Car oui, nous autres européens, nous nous sommes décidés à laisser de côté nos raquettes trapézoïdales ornées de publicités. Désormais l’Euroleague amorce une régulation unique : le même style de parquet pour tous. Le design reste très sobre et l’habillage du terrain (panneaux publicitaires) reste cependant bien plus présent qu’en NBA.

Cependant, la ligue a progressivement opté pour une identification unique des parquets concernés par sa compétition. Aussi cela a commencé par la présence du logo Euroleague sur les coins du parquet, puis ce furent l’uniformisation des raquettes (couleur/forme) la fin des sponsors (ce qui fait paradoxe avec la NBA) et depuis cette année, le design officiel de l’Euroleague est clairement défini : pas de pub sur le terrain, l’équipe locale dispose de son logo en relief en grand au centre du terrain, un dégradé de couleur vient couvrir la zone à trois point, et seul le cercle en tête de raquette est colorée.

C’est dans ces deux différentes trajectoires de communication visuelle que l’on peut notamment observer les différents besoins d’une ligue : la NBA cherche à diversifier ses capacités publicitaires, là où l’Euroleague cherche d’abord à peaufiner son image et se débarrasser des parquets blindés de messages publicitaires dans toutes les langues et alphabets imaginable, et donc souvent illisibles et peu esthétiques.

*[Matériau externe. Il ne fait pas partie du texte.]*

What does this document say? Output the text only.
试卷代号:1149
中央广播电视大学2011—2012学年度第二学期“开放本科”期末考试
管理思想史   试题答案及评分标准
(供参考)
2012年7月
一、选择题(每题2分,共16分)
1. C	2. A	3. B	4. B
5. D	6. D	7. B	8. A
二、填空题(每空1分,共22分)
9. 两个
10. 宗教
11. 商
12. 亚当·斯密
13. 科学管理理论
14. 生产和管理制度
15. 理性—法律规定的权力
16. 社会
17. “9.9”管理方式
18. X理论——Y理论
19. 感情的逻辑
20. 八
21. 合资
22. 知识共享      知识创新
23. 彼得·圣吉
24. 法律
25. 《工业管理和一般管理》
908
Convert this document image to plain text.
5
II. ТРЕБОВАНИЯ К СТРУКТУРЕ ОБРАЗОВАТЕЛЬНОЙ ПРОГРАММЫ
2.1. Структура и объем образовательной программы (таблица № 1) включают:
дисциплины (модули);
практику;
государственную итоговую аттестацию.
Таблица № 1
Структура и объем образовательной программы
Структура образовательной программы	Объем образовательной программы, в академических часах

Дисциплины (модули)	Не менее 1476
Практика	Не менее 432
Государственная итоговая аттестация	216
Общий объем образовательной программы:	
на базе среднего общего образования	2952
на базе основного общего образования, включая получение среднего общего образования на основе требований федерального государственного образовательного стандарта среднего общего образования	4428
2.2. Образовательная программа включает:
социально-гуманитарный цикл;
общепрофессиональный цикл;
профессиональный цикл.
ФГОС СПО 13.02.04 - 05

C’est, en définitive, ce qui démontre l’importance insoupçonnée du design d’un parquet de basket-ball dans la stratégie marketing d’une équipe et d’une ligue. Cependant, ce qui était autrefois un symbole d’identification à une équipe NBA, et un outil de promotion de son prestige, devient peu à peu un espace de temps de cerveau disponible.